Chapter 6 Efficient Diversification

Chapter 6: Efficient Diversification

6.1 Diversification and Portfolio Risk

• Types of Risks

  • Market/Systematic Risk:

    • Risk factors that pertain to the whole economy.

    • Influenced by the business cycle, inflation, interest rates, and exchange rates.

  • Unique/Firm-Specific Risk:

    • Idiosyncratic risks associated with individual firms.

    • Examples include success in research and development, management style, and philosophy.

    • This risk can be eliminated through diversification and is assumed to be independent.

6.1 Diversification and Portfolio Risk (continued)

• Covariance and Correlation:

  • These metrics assess how two securities move together and affect portfolio risk.

  • They are crucial for determining the expected return and variance in a portfolio with multiple assets.

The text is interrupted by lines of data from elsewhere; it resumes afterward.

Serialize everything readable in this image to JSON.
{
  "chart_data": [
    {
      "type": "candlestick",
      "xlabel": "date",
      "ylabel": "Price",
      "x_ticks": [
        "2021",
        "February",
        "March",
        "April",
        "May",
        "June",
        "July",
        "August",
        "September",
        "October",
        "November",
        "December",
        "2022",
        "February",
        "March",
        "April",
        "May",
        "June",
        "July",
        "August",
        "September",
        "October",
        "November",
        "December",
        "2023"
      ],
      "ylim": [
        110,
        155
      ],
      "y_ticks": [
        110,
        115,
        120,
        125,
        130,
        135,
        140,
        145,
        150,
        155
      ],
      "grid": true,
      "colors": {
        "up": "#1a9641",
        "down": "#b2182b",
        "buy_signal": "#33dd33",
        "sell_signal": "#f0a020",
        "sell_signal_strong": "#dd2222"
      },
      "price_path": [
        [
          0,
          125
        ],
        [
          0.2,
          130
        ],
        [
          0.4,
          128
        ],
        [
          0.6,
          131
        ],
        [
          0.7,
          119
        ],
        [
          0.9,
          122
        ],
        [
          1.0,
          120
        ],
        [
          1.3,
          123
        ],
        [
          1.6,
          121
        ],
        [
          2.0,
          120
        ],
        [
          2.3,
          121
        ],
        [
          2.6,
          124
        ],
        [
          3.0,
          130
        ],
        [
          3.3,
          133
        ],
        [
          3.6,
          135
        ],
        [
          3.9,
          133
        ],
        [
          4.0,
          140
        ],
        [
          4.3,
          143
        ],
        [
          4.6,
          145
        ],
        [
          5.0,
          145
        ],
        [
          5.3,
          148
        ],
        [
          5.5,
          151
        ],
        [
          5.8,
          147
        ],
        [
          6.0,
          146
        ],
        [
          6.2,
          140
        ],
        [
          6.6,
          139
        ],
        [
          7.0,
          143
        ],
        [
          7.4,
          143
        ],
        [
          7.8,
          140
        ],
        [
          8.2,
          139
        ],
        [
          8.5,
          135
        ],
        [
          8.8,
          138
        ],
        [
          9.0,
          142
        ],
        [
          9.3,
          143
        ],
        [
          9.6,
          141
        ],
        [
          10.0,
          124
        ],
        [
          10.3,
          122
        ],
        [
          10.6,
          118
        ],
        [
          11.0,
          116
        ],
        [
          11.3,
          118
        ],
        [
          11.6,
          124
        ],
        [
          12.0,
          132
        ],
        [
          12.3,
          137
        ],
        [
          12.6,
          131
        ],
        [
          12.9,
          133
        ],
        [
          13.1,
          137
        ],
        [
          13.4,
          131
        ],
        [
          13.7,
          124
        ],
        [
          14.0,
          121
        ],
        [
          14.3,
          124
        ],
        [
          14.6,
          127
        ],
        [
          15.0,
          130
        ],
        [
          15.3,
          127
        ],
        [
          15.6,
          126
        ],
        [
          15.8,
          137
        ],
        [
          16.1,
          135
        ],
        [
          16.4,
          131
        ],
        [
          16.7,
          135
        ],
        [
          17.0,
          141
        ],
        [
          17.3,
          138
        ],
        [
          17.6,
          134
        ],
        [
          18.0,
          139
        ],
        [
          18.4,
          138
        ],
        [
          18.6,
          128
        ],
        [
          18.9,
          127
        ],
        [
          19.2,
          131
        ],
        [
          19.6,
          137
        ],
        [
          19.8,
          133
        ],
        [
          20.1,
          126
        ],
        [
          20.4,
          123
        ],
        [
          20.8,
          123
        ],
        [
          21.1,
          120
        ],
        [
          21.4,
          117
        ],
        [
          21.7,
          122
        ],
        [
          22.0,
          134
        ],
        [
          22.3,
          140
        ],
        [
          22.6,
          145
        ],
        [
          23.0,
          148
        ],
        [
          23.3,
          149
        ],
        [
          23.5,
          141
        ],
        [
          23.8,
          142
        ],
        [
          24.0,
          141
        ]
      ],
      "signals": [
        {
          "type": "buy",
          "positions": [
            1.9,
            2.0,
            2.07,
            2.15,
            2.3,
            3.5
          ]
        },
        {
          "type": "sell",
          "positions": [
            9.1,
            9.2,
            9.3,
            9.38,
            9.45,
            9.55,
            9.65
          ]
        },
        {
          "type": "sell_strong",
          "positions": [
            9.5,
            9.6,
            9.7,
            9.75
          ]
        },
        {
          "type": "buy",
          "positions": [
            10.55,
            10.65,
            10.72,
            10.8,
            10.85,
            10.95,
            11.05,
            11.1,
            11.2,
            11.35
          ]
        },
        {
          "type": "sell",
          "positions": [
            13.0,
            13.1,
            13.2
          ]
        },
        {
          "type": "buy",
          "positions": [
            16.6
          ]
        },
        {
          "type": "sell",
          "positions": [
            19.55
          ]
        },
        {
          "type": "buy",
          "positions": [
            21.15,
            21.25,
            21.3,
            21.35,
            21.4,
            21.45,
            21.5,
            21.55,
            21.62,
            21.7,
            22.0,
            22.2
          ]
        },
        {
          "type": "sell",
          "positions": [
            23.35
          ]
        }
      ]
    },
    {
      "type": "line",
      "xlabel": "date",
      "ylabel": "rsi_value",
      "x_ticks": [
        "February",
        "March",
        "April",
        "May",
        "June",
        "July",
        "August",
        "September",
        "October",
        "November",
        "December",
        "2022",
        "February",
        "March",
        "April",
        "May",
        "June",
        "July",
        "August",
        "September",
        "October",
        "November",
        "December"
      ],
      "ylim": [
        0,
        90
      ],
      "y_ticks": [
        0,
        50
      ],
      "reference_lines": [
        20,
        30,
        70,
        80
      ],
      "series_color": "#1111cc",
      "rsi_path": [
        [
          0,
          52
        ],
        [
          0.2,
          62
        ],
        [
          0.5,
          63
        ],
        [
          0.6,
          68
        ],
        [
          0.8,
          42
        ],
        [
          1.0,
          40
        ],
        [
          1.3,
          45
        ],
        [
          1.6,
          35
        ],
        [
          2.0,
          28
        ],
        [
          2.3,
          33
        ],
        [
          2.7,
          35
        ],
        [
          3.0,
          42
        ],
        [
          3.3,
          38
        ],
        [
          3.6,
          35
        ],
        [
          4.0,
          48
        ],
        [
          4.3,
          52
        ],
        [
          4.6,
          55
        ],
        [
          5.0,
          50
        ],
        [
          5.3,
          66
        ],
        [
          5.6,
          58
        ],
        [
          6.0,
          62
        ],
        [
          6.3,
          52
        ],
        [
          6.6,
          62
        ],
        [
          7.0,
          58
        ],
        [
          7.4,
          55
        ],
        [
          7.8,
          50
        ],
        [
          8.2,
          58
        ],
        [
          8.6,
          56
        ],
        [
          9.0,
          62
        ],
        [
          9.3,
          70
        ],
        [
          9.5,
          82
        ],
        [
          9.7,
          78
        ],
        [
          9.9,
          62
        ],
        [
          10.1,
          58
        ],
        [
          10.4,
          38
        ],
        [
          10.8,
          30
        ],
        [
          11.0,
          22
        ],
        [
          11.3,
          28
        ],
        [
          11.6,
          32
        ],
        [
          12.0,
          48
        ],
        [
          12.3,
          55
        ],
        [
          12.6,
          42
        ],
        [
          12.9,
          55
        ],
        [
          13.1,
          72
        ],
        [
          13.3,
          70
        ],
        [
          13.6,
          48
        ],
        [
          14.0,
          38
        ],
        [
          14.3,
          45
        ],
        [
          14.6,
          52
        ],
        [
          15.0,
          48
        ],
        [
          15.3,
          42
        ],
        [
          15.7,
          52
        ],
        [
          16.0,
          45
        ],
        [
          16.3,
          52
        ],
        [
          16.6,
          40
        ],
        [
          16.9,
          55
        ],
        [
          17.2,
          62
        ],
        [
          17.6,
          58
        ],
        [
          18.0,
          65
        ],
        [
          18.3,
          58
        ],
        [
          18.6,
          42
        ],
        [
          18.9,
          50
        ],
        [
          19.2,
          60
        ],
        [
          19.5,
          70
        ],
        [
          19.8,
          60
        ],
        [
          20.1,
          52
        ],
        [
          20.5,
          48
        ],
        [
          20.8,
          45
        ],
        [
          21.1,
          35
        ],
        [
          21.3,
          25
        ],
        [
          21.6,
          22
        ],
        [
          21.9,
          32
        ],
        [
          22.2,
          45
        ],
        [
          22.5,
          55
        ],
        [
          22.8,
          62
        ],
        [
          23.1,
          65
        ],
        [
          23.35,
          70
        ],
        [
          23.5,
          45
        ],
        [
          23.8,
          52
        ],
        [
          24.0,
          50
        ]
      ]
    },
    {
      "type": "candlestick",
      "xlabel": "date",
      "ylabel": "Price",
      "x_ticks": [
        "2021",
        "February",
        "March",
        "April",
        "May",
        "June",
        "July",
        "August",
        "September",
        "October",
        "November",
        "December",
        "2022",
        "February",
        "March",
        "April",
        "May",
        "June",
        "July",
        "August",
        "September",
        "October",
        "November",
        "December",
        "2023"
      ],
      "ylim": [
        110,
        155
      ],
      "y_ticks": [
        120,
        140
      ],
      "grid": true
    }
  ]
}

  • The equation for expected return on a two-security portfolio is given by:

    • E(rp) = W1r1 + W2r2

      • Where:

        • E(rp) = expected return of the portfolio.

        • W1/W2 = Proportions of funds in security 1/2.

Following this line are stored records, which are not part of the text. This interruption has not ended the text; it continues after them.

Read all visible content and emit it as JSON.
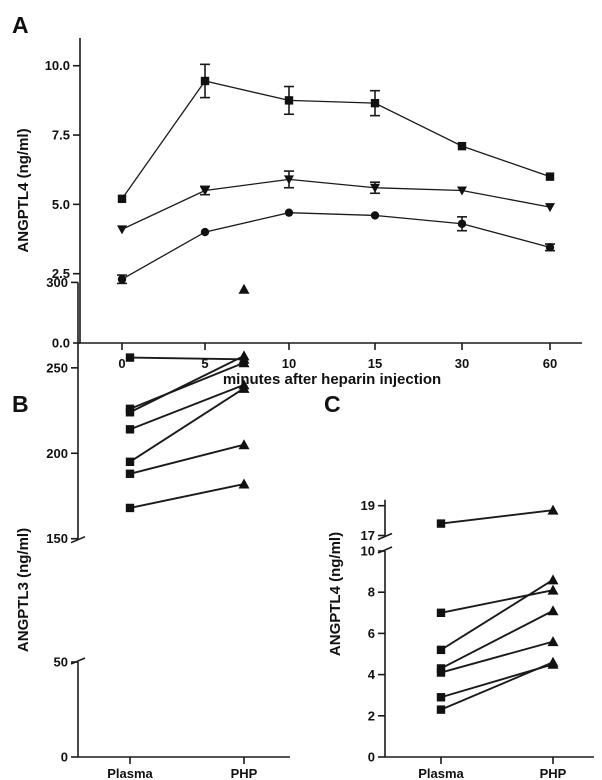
{
  "chart_data": [
    {
      "panel_label": "A",
      "type": "line",
      "xlabel": "minutes after heparin injection",
      "ylabel": "ANGPTL4 (ng/ml)",
      "categories": [
        "0",
        "5",
        "10",
        "15",
        "30",
        "60"
      ],
      "yticks": [
        "0.0",
        "2.5",
        "5.0",
        "7.5",
        "10.0"
      ],
      "ylim": [
        0,
        11
      ],
      "grid": false,
      "series": [
        {
          "marker": "square",
          "values": [
            5.2,
            9.45,
            8.75,
            8.65,
            7.1,
            6.0
          ],
          "err": [
            0,
            0.6,
            0.5,
            0.45,
            0,
            0
          ]
        },
        {
          "marker": "triangle-down",
          "values": [
            4.1,
            5.5,
            5.9,
            5.6,
            5.5,
            4.9
          ],
          "err": [
            0,
            0.15,
            0.3,
            0.2,
            0,
            0
          ]
        },
        {
          "marker": "circle",
          "values": [
            2.3,
            4.0,
            4.7,
            4.6,
            4.3,
            3.45
          ],
          "err": [
            0.15,
            0,
            0,
            0,
            0.25,
            0.12
          ]
        }
      ]
    },
    {
      "panel_label": "B",
      "type": "scatter",
      "ylabel": "ANGPTL3 (ng/ml)",
      "categories": [
        "Plasma",
        "PHP"
      ],
      "yticks_upper": [
        "150",
        "200",
        "250",
        "300"
      ],
      "yticks_lower": [
        "0",
        "50"
      ],
      "pairs": [
        [
          256,
          255
        ],
        [
          226,
          253
        ],
        [
          224,
          257
        ],
        [
          214,
          240
        ],
        [
          195,
          238
        ],
        [
          188,
          205
        ],
        [
          168,
          182
        ]
      ],
      "top_point_php": 296
    },
    {
      "panel_label": "C",
      "type": "scatter",
      "ylabel": "ANGPTL4 (ng/ml)",
      "categories": [
        "Plasma",
        "PHP"
      ],
      "yticks_upper": [
        "17",
        "19"
      ],
      "yticks_lower": [
        "0",
        "2",
        "4",
        "6",
        "8",
        "10"
      ],
      "pairs_upper": [
        [
          17.8,
          18.7
        ]
      ],
      "pairs": [
        [
          7.0,
          8.1
        ],
        [
          5.2,
          8.6
        ],
        [
          4.3,
          7.1
        ],
        [
          4.1,
          5.6
        ],
        [
          2.9,
          4.5
        ],
        [
          2.3,
          4.6
        ]
      ]
    }
  ]
}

        • r1/r2 = Expected returns on securities 1/2.

6.2 Asset Allocation with Two Risky Assets

• Portfolio Risk Dependence

  • Portfolio risk is determined by the covariance between returns of assets.

  • Higher covariance means less benefit from diversification.

Scenarios for Stock and Bond Funds

• Probability and Returns:

  • Severe recession (0.05): Stock -37%, Bond -9%

  • Mild recession (0.25): Stock -11%, Bond 15%

  • Normal growth (0.40): Stock 14%, Bond 8%

  • Boom (0.30): Stock 30%, Bond -5%

  • Expected Returns:

    • Stock Fund: 10%

    • Bond Fund: 5%

Variance and Standard Deviation Calculations

• For Each Fund:

  • Calculate the variance and standard deviation based on the different scenarios and expected returns.

Portfolio Composition Example

• Portfolio Mixed Investment:

  • Scenario with 40% in stock fund and 60% in bond fund also requires variance and standard deviation calculations based on returns and probabilities.

Covariance and Correlation Calculations

• Covariance Formula:

  • Covariance 𝐶𝑜𝑣(𝑟1, 𝑟2) = Σ [ P(i) * (r1(i) - E(r1))(r2(i) - E(r2))]

• Correlation Coefficient:

  • ρ = 𝐶𝑜𝑣(𝑟1, 𝑟2) / (σ1 * σ2)

Use of Historical Data

• Variability and covariability change slowly and need actual returns for estimations.

• Focus on deviations of returns from their average.

6.3 The Optimal Risky Portfolio with a Risk-Free Asset

• Optimal Risky Portfolio:

  • Characterized by the steepest Capital Allocation Line (CAL).

  • Optimal portfolio weight calculations must account for both risky and risk-free assets.

Efficient Frontier of Risky Assets

• Represents portfolios that maximize expected return at each level of risk.

• It can be achieved through methods to maximize risk premium, minimize risk, or maximize Sharpe ratio.

Single-Index Stock Market

• Key Components:

  • Beta (β): Reflects a stock's sensitivity to market movements.

  • Alpha (α): Expected return beyond what is predicted by market indices.

  • The excess return formula: R_i = β_i * R_m + α_i + e_i where:

    • R_i = return on stock

    • R_m = return on market

Statistical Interpretation

• Security Characteristic Line (SCL):

  • Represents the relationship between predicted excess returns and market excess returns.

  • Analyzing regression helps in estimating risks and returns accurately.

Diversification in Single-Index Security Market

• Nonsystematic Risks:

  • Achievable through optimal portfolio weights while accounting for expected returns.

6.6 Risk of Long-Term Investments

• Stock risk diminishes with a long horizon; risk premium grows, indicating a smaller standard deviation with time.

• Sharpe ratio increases as the investment horizon increases.